Angus Naylor, a second-year PhD student at the University of Leeds jointly funded by the ESRC and the Canadian government, said his research into climate change preparedness is likely to be delayed by a full year.

“Currently,” he said, “the travel bans instituted by Covid-19 mean that no fieldwork will be conducted in summer of 2020.”

He described the funding extension for final-year PhD students as “an oversimplified solution to an incredibly complex problem”.

“It is myopic to assume that those who are in their second or first year are not equally or in some cases far more severely affected.

“Indeed, the data collection portion of a doctorate is usually undertaken during the first or second year, not during the final stages,” he said. “The majority of those in their last year will likely be undertaking analysis for data that has already been collected or writing up.”

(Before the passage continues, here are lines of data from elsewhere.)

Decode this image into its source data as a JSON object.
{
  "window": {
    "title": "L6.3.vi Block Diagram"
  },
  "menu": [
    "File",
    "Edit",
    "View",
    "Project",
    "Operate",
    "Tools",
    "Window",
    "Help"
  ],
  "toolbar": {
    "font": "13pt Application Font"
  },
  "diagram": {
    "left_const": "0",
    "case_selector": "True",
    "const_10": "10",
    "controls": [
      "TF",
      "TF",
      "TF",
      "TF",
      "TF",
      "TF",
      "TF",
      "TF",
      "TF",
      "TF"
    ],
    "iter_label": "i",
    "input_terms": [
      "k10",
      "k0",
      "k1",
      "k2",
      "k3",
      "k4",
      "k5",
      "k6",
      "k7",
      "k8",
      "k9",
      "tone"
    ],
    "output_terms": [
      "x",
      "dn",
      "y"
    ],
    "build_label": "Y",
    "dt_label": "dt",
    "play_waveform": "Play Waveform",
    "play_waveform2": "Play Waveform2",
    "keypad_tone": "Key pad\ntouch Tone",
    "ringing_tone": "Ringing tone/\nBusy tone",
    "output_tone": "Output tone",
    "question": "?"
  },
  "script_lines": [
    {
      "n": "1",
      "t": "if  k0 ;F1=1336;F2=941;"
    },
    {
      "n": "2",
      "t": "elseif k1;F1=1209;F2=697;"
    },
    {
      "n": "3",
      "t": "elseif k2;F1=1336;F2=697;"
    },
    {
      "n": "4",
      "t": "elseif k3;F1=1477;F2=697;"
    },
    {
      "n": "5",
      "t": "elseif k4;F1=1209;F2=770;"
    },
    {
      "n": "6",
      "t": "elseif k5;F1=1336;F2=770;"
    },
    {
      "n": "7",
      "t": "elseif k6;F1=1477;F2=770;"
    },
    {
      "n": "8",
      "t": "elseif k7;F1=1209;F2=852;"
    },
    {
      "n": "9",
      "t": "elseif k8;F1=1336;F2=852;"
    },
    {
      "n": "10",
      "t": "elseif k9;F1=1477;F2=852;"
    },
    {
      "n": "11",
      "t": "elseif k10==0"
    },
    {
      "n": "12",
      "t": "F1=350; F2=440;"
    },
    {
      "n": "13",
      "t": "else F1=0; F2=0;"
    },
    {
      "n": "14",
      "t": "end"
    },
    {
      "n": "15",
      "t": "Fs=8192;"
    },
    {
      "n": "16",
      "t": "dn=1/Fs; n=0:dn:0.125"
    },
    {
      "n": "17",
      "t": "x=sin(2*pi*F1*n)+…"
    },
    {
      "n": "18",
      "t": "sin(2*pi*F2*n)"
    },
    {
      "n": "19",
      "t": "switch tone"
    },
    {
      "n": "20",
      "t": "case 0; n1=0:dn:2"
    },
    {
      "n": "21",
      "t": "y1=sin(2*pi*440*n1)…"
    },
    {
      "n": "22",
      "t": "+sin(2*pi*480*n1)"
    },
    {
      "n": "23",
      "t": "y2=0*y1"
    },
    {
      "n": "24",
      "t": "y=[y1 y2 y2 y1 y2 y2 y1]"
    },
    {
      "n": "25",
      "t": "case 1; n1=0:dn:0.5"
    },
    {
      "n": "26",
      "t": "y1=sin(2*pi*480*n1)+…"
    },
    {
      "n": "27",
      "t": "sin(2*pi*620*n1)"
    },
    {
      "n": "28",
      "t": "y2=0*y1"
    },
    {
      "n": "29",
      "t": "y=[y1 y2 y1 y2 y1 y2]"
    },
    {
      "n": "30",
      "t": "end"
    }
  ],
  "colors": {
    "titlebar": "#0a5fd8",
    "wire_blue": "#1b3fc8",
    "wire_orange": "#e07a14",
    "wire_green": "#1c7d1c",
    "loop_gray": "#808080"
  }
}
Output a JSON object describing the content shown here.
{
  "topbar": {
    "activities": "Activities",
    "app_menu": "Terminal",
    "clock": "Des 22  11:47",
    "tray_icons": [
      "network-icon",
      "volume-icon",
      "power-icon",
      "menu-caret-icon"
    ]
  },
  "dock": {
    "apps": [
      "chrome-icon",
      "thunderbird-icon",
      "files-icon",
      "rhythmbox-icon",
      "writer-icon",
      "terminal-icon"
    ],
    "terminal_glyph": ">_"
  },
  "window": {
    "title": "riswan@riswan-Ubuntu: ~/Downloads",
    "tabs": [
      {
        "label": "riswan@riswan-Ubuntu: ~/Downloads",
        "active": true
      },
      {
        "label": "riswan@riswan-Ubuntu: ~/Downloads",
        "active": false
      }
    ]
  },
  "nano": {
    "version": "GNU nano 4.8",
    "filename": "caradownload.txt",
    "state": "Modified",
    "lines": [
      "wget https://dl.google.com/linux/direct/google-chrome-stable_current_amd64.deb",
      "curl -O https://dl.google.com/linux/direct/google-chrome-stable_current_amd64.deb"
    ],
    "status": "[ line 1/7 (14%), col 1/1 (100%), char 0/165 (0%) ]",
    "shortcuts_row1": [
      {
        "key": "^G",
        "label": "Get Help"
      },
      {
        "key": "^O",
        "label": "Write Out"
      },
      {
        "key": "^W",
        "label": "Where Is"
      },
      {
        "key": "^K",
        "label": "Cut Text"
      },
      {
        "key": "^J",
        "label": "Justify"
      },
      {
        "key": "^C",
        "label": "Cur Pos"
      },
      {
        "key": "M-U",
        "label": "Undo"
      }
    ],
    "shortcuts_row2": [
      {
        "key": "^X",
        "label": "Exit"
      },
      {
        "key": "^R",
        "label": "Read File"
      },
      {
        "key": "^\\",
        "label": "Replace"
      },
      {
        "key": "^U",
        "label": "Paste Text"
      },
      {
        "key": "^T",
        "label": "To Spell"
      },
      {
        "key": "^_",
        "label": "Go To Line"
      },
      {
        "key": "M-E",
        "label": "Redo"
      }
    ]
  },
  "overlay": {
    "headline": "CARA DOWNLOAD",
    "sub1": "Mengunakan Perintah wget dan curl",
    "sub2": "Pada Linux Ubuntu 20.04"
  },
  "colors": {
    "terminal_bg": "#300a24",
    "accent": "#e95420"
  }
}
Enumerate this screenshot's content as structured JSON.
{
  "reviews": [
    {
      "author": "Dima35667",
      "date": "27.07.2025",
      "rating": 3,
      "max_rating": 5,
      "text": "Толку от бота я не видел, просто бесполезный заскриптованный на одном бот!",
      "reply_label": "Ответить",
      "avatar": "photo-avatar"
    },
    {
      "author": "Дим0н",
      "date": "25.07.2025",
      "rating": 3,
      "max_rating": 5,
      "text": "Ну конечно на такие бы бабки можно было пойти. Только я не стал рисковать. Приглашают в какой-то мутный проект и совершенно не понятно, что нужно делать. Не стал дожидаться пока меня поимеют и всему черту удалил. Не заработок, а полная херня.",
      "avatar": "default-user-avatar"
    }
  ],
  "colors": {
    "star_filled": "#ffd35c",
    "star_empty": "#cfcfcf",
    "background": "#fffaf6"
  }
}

Simon White, a second-year PhD student at Cardiff University jointly funded by the ESRC and the Office for National Statistics, is currently juggling his research with full-time childcare as well as support for his 90-year-old grandfather who is self-isolating.

After almost a month in lockdown, White said he had little prospect of being able to catch up with his work in time.

He is now urging UKRI to support all PhD students affected by the pandemic. “The apparently arbitrary decision to support those who have a deadline before 31 March 2021 suggests that other students have not been disadvantaged, this is simply not true.”

A UKRI spokesman said “we understand that the current situation is impacting everyone” and that “UKRI is committing to reviewing the situation later this year”.